Monday, November 19, 2012

COMPLICATIONS OF DIABETES


DIABETIC RENAL DISEASE (DIABETIC NEPHROPATHY)

It is most common in type 1 diabetes. Some 20-30% of patients with type 1 diabetes will develop renal disease (15-25 years after diagnosis). It is less prevalent in type 2 diabetes (only 10-20% lifetime risk).

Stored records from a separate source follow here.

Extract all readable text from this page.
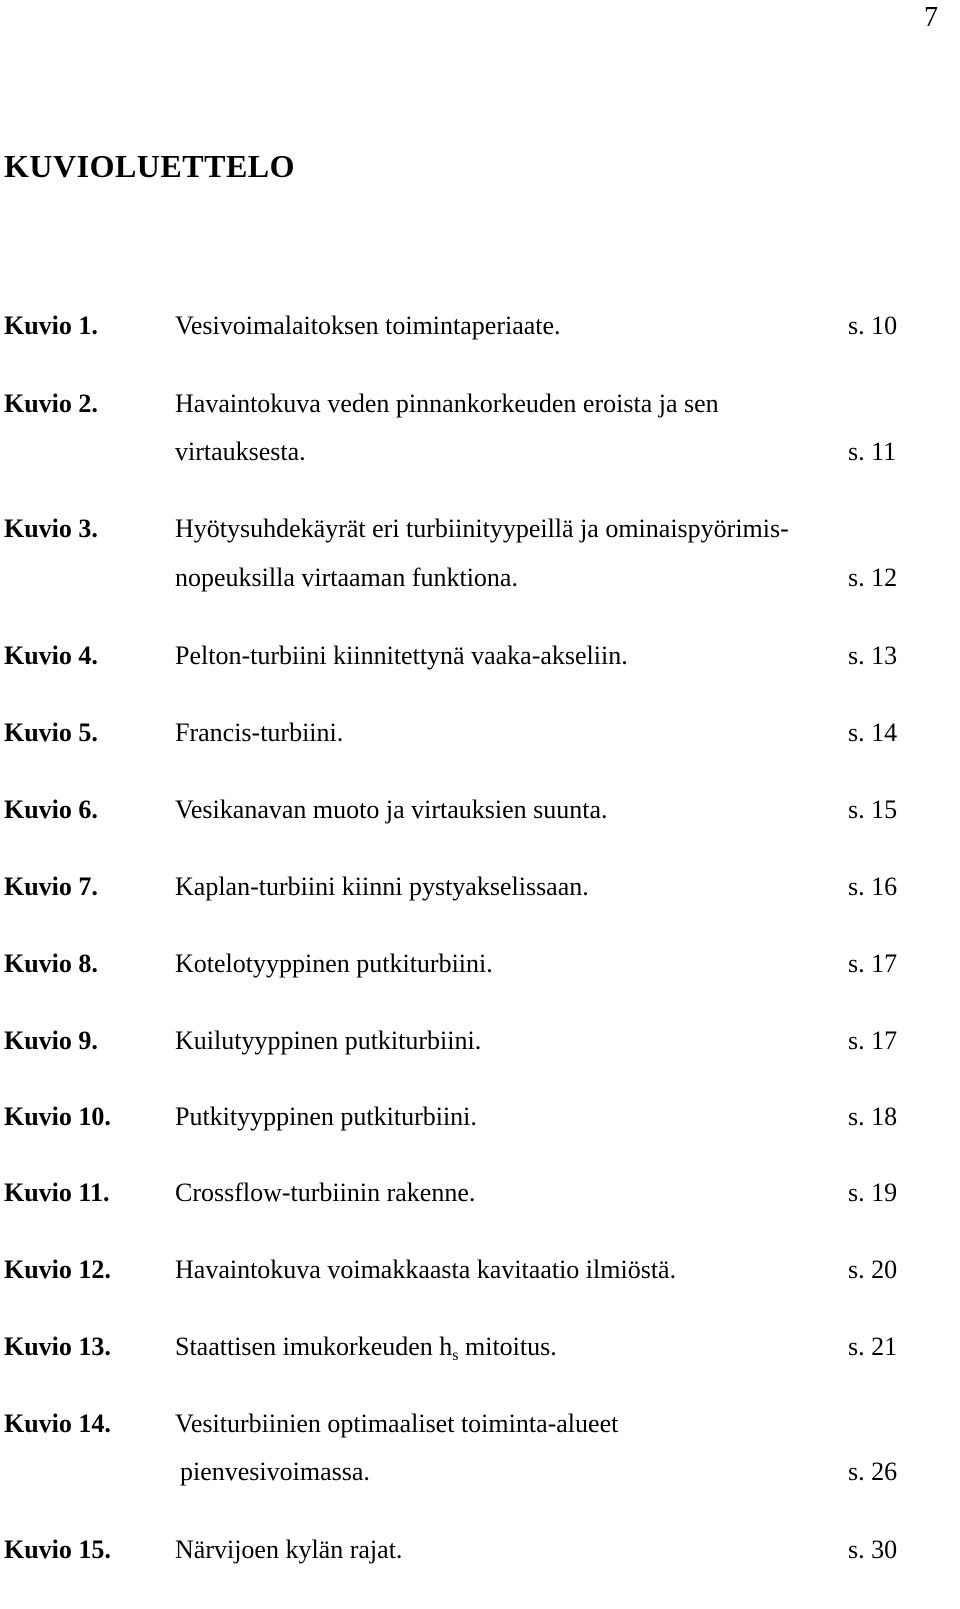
7
KUVIOLUETTELO
Kuvio 1.	Vesivoimalaitoksen toimintaperiaate.	s. 10
Kuvio 2.	Havaintokuva veden pinnankorkeuden eroista ja sen
virtauksesta.	s. 11
Kuvio 3.	Hyötysuhdekäyrät eri turbiinityypeillä ja ominaispyörimis-
nopeuksilla virtaaman funktiona.	s. 12
Kuvio 4.	Pelton-turbiini kiinnitettynä vaaka-akseliin.	s. 13
Kuvio 5.	Francis-turbiini.	s. 14
Kuvio 6.	Vesikanavan muoto ja virtauksien suunta.	s. 15
Kuvio 7.	Kaplan-turbiini kiinni pystyakselissaan.	s. 16
Kuvio 8.	Kotelotyyppinen putkiturbiini.	s. 17
Kuvio 9.	Kuilutyyppinen putkiturbiini.	s. 17
Kuvio 10. Putkityyppinen putkiturbiini.	s. 18
Kuvio 11.	Crossflow-turbiinin rakenne.	s. 19
Kuvio 12. Havaintokuva voimakkaasta kavitaatio ilmiöstä.	s. 20
Kuvio 13. Staattisen imukorkeuden $h_s$ mitoitus.	s. 21
Kuvio 14. Vesiturbiinien optimaaliset toiminta-alueet
pienvesivoimassa.	s. 26
Kuvio 15. Närvijoen kylän rajat.	s. 30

HYPERFILTRATION AND MICROALBUMINURIA

The earlier symptoms of diabetes includes hyperfiltration (with urine albumin excretion, UAE, <30mg/24 hour or 20µg/min) followed by progression through microalbuminuria to proteinuria (UAE>300 mg/24 h or 200µg/min). After this GFR falls and progress to ESRF. The first and best opportunity to detect the disease clinically is at the stage of microalbuminuria. Dip-stick testing or urine is not usually positive at such concentration of albumin and detection relies on either 24 h quantitation or more conveniently the use of albumin/creatinine ratio (normal <2.5 mg/mmol in men and <3.5 mg/mmol in women) on at least two out of 3 separate urine specimens over a 3-6 month period can be done. Due to day to day variation of UAE rates 2 of 3 samples should be positive for the diagnosis. Microalbuminuria is not just a risk factor of nephropathy but an independent risk factor for CAD (one of the most potent risk factors known), being also associated with dyslipidaemia, hypertension, endothelial dysfunction and diabetic retinopathy.

TYPE 4 RENAL TUBULAR ACIDOSIS

Hyporeninaemic hypoaldosteronism may be a manifestation of diabetic nephropathy. It presents with hyperchloraemic, hyperkalaemic metabolic acidosis. Failure of renin to rise in response to posture or sodium restriction suggest an interstitial (juxtaglomerular) defect. The failure of aldosterone release to be stimulated directly by resulting hyperkalaemia suggest the possibility of dysfunction of adrenal zona glomerulosa.

CHARCOT FOOT

It is a specific foot deformity occurring due to neuropathy and if untreated leads to bone collapse of the foot causing outward bowing.